CVE-2022-22148

Name of the Vulnerable Software and Affected Versions CENTUM CS 3000 versions from R3.08.10 to R3.09.00 CENTUM VP versions from R4.01.00 to R4.03.00 CENTUM VP versions from R5.01.00 to R5.04.20 CENTUM VP versions from R6.01.00 to R6.08.00 Exaopc versions from R3.72.00 to R3.79.00

Description The 'Root Service' in Yokogawa Electric products creates named pipes with improper ACL configuration, which may allow an attacker to elevate their privileges. This issue is related to the lack of measures to neutralize special elements used in operating system commands.

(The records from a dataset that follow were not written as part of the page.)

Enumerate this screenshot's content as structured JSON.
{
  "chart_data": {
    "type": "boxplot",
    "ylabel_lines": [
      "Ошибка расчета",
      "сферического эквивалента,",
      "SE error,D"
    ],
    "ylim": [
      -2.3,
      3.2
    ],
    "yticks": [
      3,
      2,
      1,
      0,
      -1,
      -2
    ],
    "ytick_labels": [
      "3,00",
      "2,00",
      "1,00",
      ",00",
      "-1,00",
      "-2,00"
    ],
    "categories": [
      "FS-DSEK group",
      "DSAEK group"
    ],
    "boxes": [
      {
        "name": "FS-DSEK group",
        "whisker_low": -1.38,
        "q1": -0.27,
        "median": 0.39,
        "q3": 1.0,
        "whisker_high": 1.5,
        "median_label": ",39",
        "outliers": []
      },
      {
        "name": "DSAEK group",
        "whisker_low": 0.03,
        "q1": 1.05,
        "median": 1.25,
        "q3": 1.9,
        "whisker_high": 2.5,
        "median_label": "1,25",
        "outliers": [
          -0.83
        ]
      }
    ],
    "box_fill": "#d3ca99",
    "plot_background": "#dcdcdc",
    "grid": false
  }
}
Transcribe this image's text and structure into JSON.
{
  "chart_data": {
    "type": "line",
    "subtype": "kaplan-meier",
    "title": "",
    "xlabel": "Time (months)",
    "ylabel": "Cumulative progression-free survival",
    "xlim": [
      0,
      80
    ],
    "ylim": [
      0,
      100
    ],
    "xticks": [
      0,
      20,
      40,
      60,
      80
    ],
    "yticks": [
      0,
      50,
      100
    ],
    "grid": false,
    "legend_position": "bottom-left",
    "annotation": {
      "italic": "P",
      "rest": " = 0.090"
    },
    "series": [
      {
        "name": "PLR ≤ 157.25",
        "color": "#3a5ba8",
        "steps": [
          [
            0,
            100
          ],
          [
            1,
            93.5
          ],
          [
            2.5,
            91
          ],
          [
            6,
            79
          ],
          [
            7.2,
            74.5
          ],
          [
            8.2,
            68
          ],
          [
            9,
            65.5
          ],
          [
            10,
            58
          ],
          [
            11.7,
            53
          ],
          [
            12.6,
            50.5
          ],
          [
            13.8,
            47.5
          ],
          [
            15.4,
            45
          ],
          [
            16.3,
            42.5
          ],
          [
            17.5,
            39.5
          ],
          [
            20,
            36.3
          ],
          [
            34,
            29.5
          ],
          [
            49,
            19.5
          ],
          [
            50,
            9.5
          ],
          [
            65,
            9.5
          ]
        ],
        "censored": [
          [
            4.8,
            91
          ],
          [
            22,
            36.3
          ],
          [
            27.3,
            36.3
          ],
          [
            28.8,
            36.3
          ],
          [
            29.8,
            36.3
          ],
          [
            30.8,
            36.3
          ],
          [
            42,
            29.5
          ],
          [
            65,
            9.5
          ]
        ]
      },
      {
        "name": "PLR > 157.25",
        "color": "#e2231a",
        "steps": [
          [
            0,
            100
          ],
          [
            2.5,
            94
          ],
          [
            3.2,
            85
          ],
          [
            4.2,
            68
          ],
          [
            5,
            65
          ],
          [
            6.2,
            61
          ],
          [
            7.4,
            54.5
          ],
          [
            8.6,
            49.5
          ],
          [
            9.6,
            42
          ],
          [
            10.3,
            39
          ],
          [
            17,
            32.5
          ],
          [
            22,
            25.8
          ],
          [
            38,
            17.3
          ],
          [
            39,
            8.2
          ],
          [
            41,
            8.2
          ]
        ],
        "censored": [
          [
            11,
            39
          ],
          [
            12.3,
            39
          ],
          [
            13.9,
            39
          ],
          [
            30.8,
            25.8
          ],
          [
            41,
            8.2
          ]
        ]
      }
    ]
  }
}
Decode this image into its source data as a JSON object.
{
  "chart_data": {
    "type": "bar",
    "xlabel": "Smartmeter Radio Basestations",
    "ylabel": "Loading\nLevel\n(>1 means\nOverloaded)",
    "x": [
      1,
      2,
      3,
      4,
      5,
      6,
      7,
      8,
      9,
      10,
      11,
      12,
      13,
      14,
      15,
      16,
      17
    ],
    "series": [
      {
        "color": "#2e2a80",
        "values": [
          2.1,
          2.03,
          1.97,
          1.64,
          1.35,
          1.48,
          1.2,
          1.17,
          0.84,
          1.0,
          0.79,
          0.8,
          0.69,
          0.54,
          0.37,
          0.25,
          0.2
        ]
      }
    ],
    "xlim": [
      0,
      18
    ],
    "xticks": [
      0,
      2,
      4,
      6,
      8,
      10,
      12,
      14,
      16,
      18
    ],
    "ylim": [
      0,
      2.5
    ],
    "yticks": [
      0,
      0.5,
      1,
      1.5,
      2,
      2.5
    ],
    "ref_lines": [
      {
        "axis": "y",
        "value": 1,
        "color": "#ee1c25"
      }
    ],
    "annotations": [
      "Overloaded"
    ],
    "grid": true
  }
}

Recommendations For CENTUM CS 3000 versions from R3.08.10 to R3.09.00, update to a version outside of this range to mitigate the risk. For CENTUM VP versions from R4.01.00 to R4.03.00, update to a version outside of this range to mitigate the risk. For CENTUM VP versions from R5.01.00 to R5.04.20, update to a version outside of this range to mitigate the risk. For CENTUM VP versions from R6.01.00 to R6.08.00, update to a version outside of this range to mitigate the risk. For Exaopc versions from R3.72.00 to R3.79.00, update to a version outside of this range to mitigate the risk. As a temporary workaround, consider restricting access to the named pipes created by the 'Root Service' until a patch is available.